Rent the Runway’s clothing rental and subscription service carries hundreds of thousands of designers pieces that its nine million subscribers can peruse and get shipped to their home.

The process to get those pieces — particularly for subscribers with an “unlimited” membership — to a customer’s doorstep and back to the warehouse to later arrive on yet another doorstep is logistically complicated. That’s why Jennifer Hyman, Rent the Runway’s co-founder and CEO, has said the company is as much as logistics company as a retailer.

Read more: It’s becoming clearer than ever that Amazon is developing a third-party logistics service to edge out FedEx and UPS now that Stamps.com has dumped the USPS

“We’re in the business of inbound logistics,” Hyman told Business of Fashion. “Most e-commerce companies focus on outbound logistics. How quickly can I get this product to the customer? In our business, we focus on how quickly can I get this product back from the customer, make sure that it’s perfect and ship it out to the next customer.”

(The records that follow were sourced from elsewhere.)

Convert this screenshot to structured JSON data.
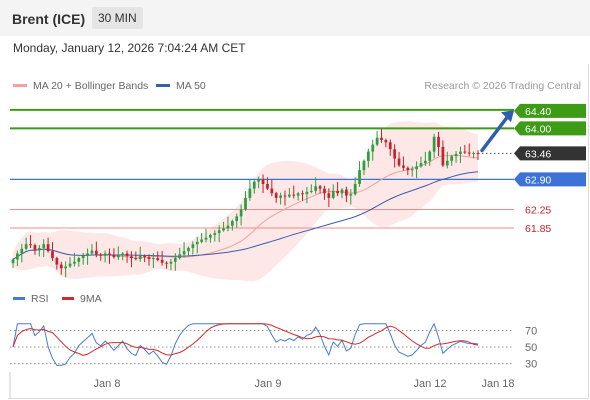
{
  "header": {
    "title": "Brent (ICE)",
    "timeframe": "30 MIN",
    "datetime": "Monday, January 12, 2026 7:04:24 AM CET"
  },
  "credit": "Research © 2026 Trading Central",
  "colors": {
    "bullish": "#2c9e3f",
    "bearish": "#c8202a",
    "band_fill": "#fde4e4",
    "ma20": "#f2a0a0",
    "ma50": "#3a5fa8",
    "resistance": "#3e9b16",
    "pivot": "#3d73d6",
    "support": "#ee8b8b",
    "rsi": "#4a7bd0",
    "rsi_ma": "#d42a2a",
    "last_price_bg": "#333333"
  },
  "chart_data": [
    {
      "type": "candlestick",
      "legend": [
        {
          "label": "MA 20 + Bollinger Bands",
          "color": "#f2a0a0"
        },
        {
          "label": "MA 50",
          "color": "#3a5fa8"
        }
      ],
      "x_labels": [
        "Jan 8",
        "Jan 9",
        "Jan 12",
        "Jan 18"
      ],
      "ylim": [
        60.9,
        64.7
      ],
      "last_price": 63.46,
      "levels": [
        {
          "value": 64.4,
          "label": "64.40",
          "kind": "resistance"
        },
        {
          "value": 64.0,
          "label": "64.00",
          "kind": "resistance"
        },
        {
          "value": 63.46,
          "label": "63.46",
          "kind": "last"
        },
        {
          "value": 62.9,
          "label": "62.90",
          "kind": "pivot"
        },
        {
          "value": 62.25,
          "label": "62.25",
          "kind": "support"
        },
        {
          "value": 61.85,
          "label": "61.85",
          "kind": "support"
        }
      ],
      "close": [
        61.17,
        61.3,
        61.4,
        61.5,
        61.48,
        61.38,
        61.42,
        61.5,
        61.35,
        61.2,
        61.06,
        60.98,
        61.02,
        61.08,
        61.12,
        61.2,
        61.25,
        61.3,
        61.36,
        61.28,
        61.25,
        61.3,
        61.27,
        61.22,
        61.26,
        61.3,
        61.24,
        61.2,
        61.18,
        61.25,
        61.22,
        61.18,
        61.2,
        61.16,
        61.1,
        61.08,
        61.12,
        61.2,
        61.28,
        61.35,
        61.42,
        61.5,
        61.55,
        61.6,
        61.64,
        61.7,
        61.74,
        61.8,
        61.84,
        61.9,
        62.0,
        62.1,
        62.25,
        62.5,
        62.7,
        62.85,
        62.9,
        62.8,
        62.7,
        62.6,
        62.5,
        62.55,
        62.53,
        62.57,
        62.55,
        62.6,
        62.58,
        62.63,
        62.65,
        62.75,
        62.7,
        62.6,
        62.5,
        62.65,
        62.6,
        62.68,
        62.55,
        62.58,
        62.8,
        63.1,
        63.3,
        63.5,
        63.65,
        63.8,
        63.75,
        63.7,
        63.55,
        63.35,
        63.2,
        63.15,
        63.1,
        63.12,
        63.18,
        63.25,
        63.3,
        63.5,
        63.82,
        63.6,
        63.2,
        63.3,
        63.4,
        63.45,
        63.5,
        63.48,
        63.46,
        63.47,
        63.46
      ],
      "volatility": [
        0.03,
        0.12,
        0.25,
        0.35,
        0.5
      ],
      "extremes": {
        "high": 63.82,
        "low": 60.98
      },
      "rsi": {
        "legend": [
          {
            "label": "RSI",
            "color": "#4a7bd0"
          },
          {
            "label": "9MA",
            "color": "#d42a2a"
          }
        ],
        "levels": [
          "70",
          "50",
          "30"
        ],
        "ylim": [
          20,
          85
        ]
      }
    }
  ]
}
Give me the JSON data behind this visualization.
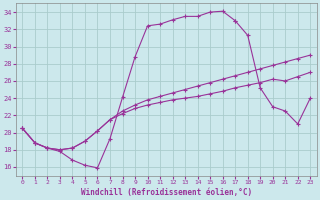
{
  "xlabel": "Windchill (Refroidissement éolien,°C)",
  "bg_color": "#cce8ec",
  "grid_color": "#aacccc",
  "line_color": "#993399",
  "xlim": [
    -0.5,
    23.5
  ],
  "ylim": [
    15.0,
    35.0
  ],
  "xticks": [
    0,
    1,
    2,
    3,
    4,
    5,
    6,
    7,
    8,
    9,
    10,
    11,
    12,
    13,
    14,
    15,
    16,
    17,
    18,
    19,
    20,
    21,
    22,
    23
  ],
  "yticks": [
    16,
    18,
    20,
    22,
    24,
    26,
    28,
    30,
    32,
    34
  ],
  "curve1_x": [
    0,
    1,
    2,
    3,
    4,
    5,
    6,
    7,
    8,
    9,
    10,
    11,
    12,
    13,
    14,
    15,
    16,
    17
  ],
  "curve1_y": [
    20.5,
    18.8,
    18.2,
    17.8,
    16.8,
    16.2,
    15.9,
    19.3,
    24.1,
    28.8,
    32.4,
    32.6,
    33.1,
    33.5,
    33.5,
    34.0,
    34.1,
    33.0
  ],
  "curve2_x": [
    17,
    18,
    19,
    20,
    21,
    22,
    23
  ],
  "curve2_y": [
    33.0,
    31.3,
    25.2,
    23.0,
    22.5,
    21.0,
    24.0
  ],
  "curve3_x": [
    0,
    1,
    2,
    3,
    4,
    5,
    6,
    7,
    8,
    9,
    10,
    11,
    12,
    13,
    14,
    15,
    16,
    17,
    18,
    19,
    20,
    21,
    22,
    23
  ],
  "curve3_y": [
    20.5,
    18.8,
    18.2,
    18.0,
    18.2,
    19.0,
    20.2,
    21.5,
    22.2,
    22.8,
    23.2,
    23.5,
    23.8,
    24.0,
    24.2,
    24.5,
    24.8,
    25.2,
    25.5,
    25.8,
    26.2,
    26.0,
    26.5,
    27.0
  ],
  "curve4_x": [
    0,
    1,
    2,
    3,
    4,
    5,
    6,
    7,
    8,
    9,
    10,
    11,
    12,
    13,
    14,
    15,
    16,
    17,
    18,
    19,
    20,
    21,
    22,
    23
  ],
  "curve4_y": [
    20.5,
    18.8,
    18.2,
    18.0,
    18.2,
    19.0,
    20.2,
    21.5,
    22.5,
    23.2,
    23.8,
    24.2,
    24.6,
    25.0,
    25.4,
    25.8,
    26.2,
    26.6,
    27.0,
    27.4,
    27.8,
    28.2,
    28.6,
    29.0
  ]
}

Rent the Runway’s logistics operations is so robust that Hyman said other retailers have contacted her to map out their own clothing subscription services.

Rent the Runway has another logistics tool in New York City

Now, Rent the Runway is using FedEx’s newest service offering — FedEx Extra Hours.

The months-old service pushes the evening order cutoff times by five to eight hours. Online orders placed as late as 2 a.m. can deliver the next day in certain metro areas, or within two days to addresses in the continental US.

“Retailers love it,” Kevin Sterling, managing director of Seaport Global Securities, previously told Business Insider. “They used Extra Hours during peak season, and they were able to sell it as, ‘Hey, look, we’re better than Amazon Prime.'”

Read more: FedEx’s new service delivers online orders hours after they’re placed — and it shows that Amazon Prime isn’t special anymore

Now, New York City and New Jersey metro customers can place an order in the afternoon and have their subscription arrive the next day by mid-afternoon, or earlier. The orders previously arrived at the end of the very next day.

Shaving a few hours off delivery times may not seem like much. But it shows how tight the race for e-commerce has gotten — particularly as more folks rely on subscription clothes as their main wardrobe offerings.

“As our subscription business has continued to grow, we’re serving more and more women every day and our most engaged subscription members are now wearing rented clothing 120 days per year,” RTR’s Chief Supply Officer Marv Cunningham told Business Insider.